I don’t know if i’m “ignoring” Broderick’s performances thus far … I just have a reaaaaaaly hard time believing he’ll be on the 25-man roster based on the inflexibility of keeping a rule5 guy, given the roster inflexibilities we already have with several other players.  Here’s my reasoning:

  • We have 3 guys who already essentially HAVE to stay on the 25-man roster because of a lack of options: Clippard, Burnett, and Henry Rodriguez.  Two of these guys are bullpen mainstays and would have been there anyway, but the acquisition of Rodriguez has complicated matters for the team.  As mentioned before, he showed up late for spring training and has not necessarily looked fantastic so far.  If we could possibly find a way to DL him if he’s not ready to go on April 2nd (“tired arm?”) , a lot of problems would be avoided.
  • We have a 4th guy in Coffey who signed a major league deal and has enough service time that he could (and probably would) refuse a AAA assignment, so he either stays on the 25-man roster or we light his $1.35M on fire.
  • We have to have a loogy; Slaten seems almost certain to be that guy.  I guess you could argue that we really don’t need a loogy, that Burnett could be that guy or even Gorzelanny if he gets bumped out of the rotation.  But Burnett’s value is not as a one-out guy and Gorzelanny is a starter.
  • Storen is supposed to be “the closer.” He may be struggling this spring but there’s nothing about his 2010 performance that says he does NOT deserve to be in that position for this team. Admittedly he does have options and can be sent down but i’d be awfully mad if we sent a first round draft pick down so we could keep some untested minor leaguer on the active roster.

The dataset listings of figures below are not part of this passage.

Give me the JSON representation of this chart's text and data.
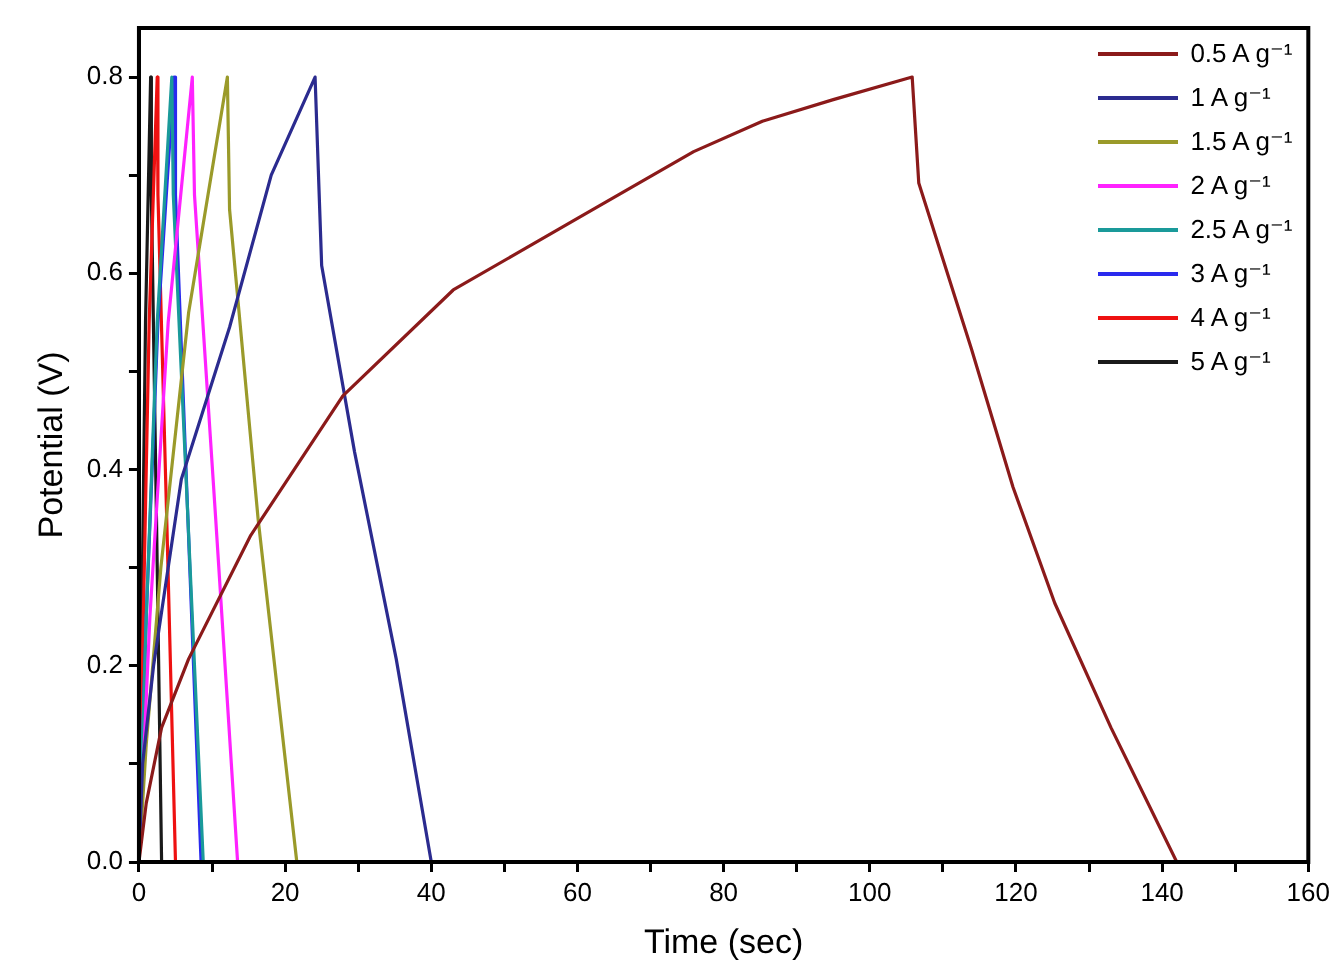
{
  "chart_data": {
    "type": "line",
    "xlabel": "Time (sec)",
    "ylabel": "Potential (V)",
    "xlim": [
      0,
      160
    ],
    "ylim": [
      0,
      0.85
    ],
    "xticks": [
      0,
      {
        "value": 10,
        "label": null
      },
      20,
      {
        "value": 30,
        "label": null
      },
      40,
      {
        "value": 50,
        "label": null
      },
      60,
      {
        "value": 70,
        "label": null
      },
      80,
      {
        "value": 90,
        "label": null
      },
      100,
      {
        "value": 110,
        "label": null
      },
      120,
      {
        "value": 130,
        "label": null
      },
      140,
      {
        "value": 150,
        "label": null
      },
      160
    ],
    "yticks": [
      {
        "value": 0,
        "label": "0.0"
      },
      {
        "value": 0.1,
        "label": null
      },
      0.2,
      {
        "value": 0.3,
        "label": null
      },
      0.4,
      {
        "value": 0.5,
        "label": null
      },
      0.6,
      {
        "value": 0.7,
        "label": null
      },
      0.8
    ],
    "legend": "top right",
    "marker": "none",
    "line_style": "solid",
    "series": [
      {
        "name": "0.5 A g⁻¹",
        "color": "#8b1a1a",
        "x": [
          0,
          1,
          3.1,
          6.8,
          15.3,
          27.9,
          43,
          60,
          75.9,
          85.3,
          95,
          105.8,
          106.7,
          113.9,
          119.6,
          125.3,
          133,
          142
        ],
        "values": [
          0,
          0.06,
          0.137,
          0.207,
          0.333,
          0.475,
          0.583,
          0.656,
          0.724,
          0.755,
          0.777,
          0.8,
          0.692,
          0.523,
          0.382,
          0.264,
          0.137,
          0
        ]
      },
      {
        "name": "1 A g⁻¹",
        "color": "#2b2b8f",
        "x": [
          0,
          0.5,
          2,
          5.8,
          12.4,
          18.1,
          24.1,
          25,
          29.5,
          35.2,
          40
        ],
        "values": [
          0,
          0.1,
          0.2,
          0.39,
          0.545,
          0.7,
          0.8,
          0.608,
          0.418,
          0.207,
          0
        ]
      },
      {
        "name": "1.5 A g⁻¹",
        "color": "#9a9a2a",
        "x": [
          0,
          1,
          3,
          6.8,
          12.1,
          12.4,
          16.3,
          21.6
        ],
        "values": [
          0,
          0.12,
          0.3,
          0.56,
          0.8,
          0.665,
          0.35,
          0
        ]
      },
      {
        "name": "2 A g⁻¹",
        "color": "#ff22ff",
        "x": [
          0,
          1.5,
          4,
          7.3,
          7.6,
          10.5,
          13.5
        ],
        "values": [
          0,
          0.25,
          0.55,
          0.8,
          0.68,
          0.35,
          0
        ]
      },
      {
        "name": "2.5 A g⁻¹",
        "color": "#1a9a9a",
        "x": [
          0,
          1,
          2.5,
          4.5,
          4.7,
          6.7,
          8.8
        ],
        "values": [
          0,
          0.25,
          0.55,
          0.8,
          0.68,
          0.35,
          0
        ]
      },
      {
        "name": "3 A g⁻¹",
        "color": "#2a2aee",
        "x": [
          0,
          1,
          2.6,
          4.8,
          5,
          6.7,
          8.5
        ],
        "values": [
          0,
          0.25,
          0.55,
          0.8,
          0.68,
          0.35,
          0
        ]
      },
      {
        "name": "4 A g⁻¹",
        "color": "#ee1111",
        "x": [
          0,
          0.6,
          1.4,
          2.5,
          2.6,
          3.8,
          5
        ],
        "values": [
          0,
          0.25,
          0.55,
          0.8,
          0.68,
          0.35,
          0
        ]
      },
      {
        "name": "5 A g⁻¹",
        "color": "#1a1a1a",
        "x": [
          0,
          0.4,
          0.9,
          1.6,
          1.7,
          2.4,
          3.1
        ],
        "values": [
          0,
          0.25,
          0.55,
          0.8,
          0.68,
          0.35,
          0
        ]
      }
    ]
  }
}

So, if we keep Broderick, he’s the 7th guy in the pen and has to stay there all season.

That’s your 7 spots essentially wrapped up. So now here’s the rest of the picture and why this could become rather complicated for the team:

  • If Gorzelanny struggles in the starter’s role, he has no options and would have to go to the bullpen. Who makes way?  We can’t really cut Gorzelanny out right without admitting that the move backfired greatly for the team, having given up 3 decent prospects just a few months ago.
  • If we want to use Gaudin, who has looked great so far in spring training, he’d have to be first added to 40-man (and then we’d have to drop someone else or move them to 60-day dl). And then he’s more or less stuck on the roster too; he’s got 5+ years of service time, no options and can reject an assignment back to AAA. Based on the fact that he signed a minor league deal with us, one could assume that he is ok with starting the season in AAA, but other teams have scouts too and might be taking notice of his achievements so far.  However again, if Gaudin is the 7th guy who makes way for him?
  • Balester: he certainly performed well last year; 28ks in 21 ip in the same role we’re talking about here.  Before the rule5 draft I had him locked into that long-man role. Has he done anything this spring to cost him this spot?  No but he has one more minor league option and may lose out nonetheless.
  • Stammen; he clearly can give you innings since he’s always been a starter, and his advanced stats last year were not THAT bad. But he too has options and seems to be pitching his way to AAA this spring.

Honestly, I think what the Nats need to do is make a deal with StL, trade them someone for Broderick and then stash him at AAA til you need him. Return him to the starters role where he was 11-2 last year in AA and maybe we’ve found a real cheap 5th starter for the future.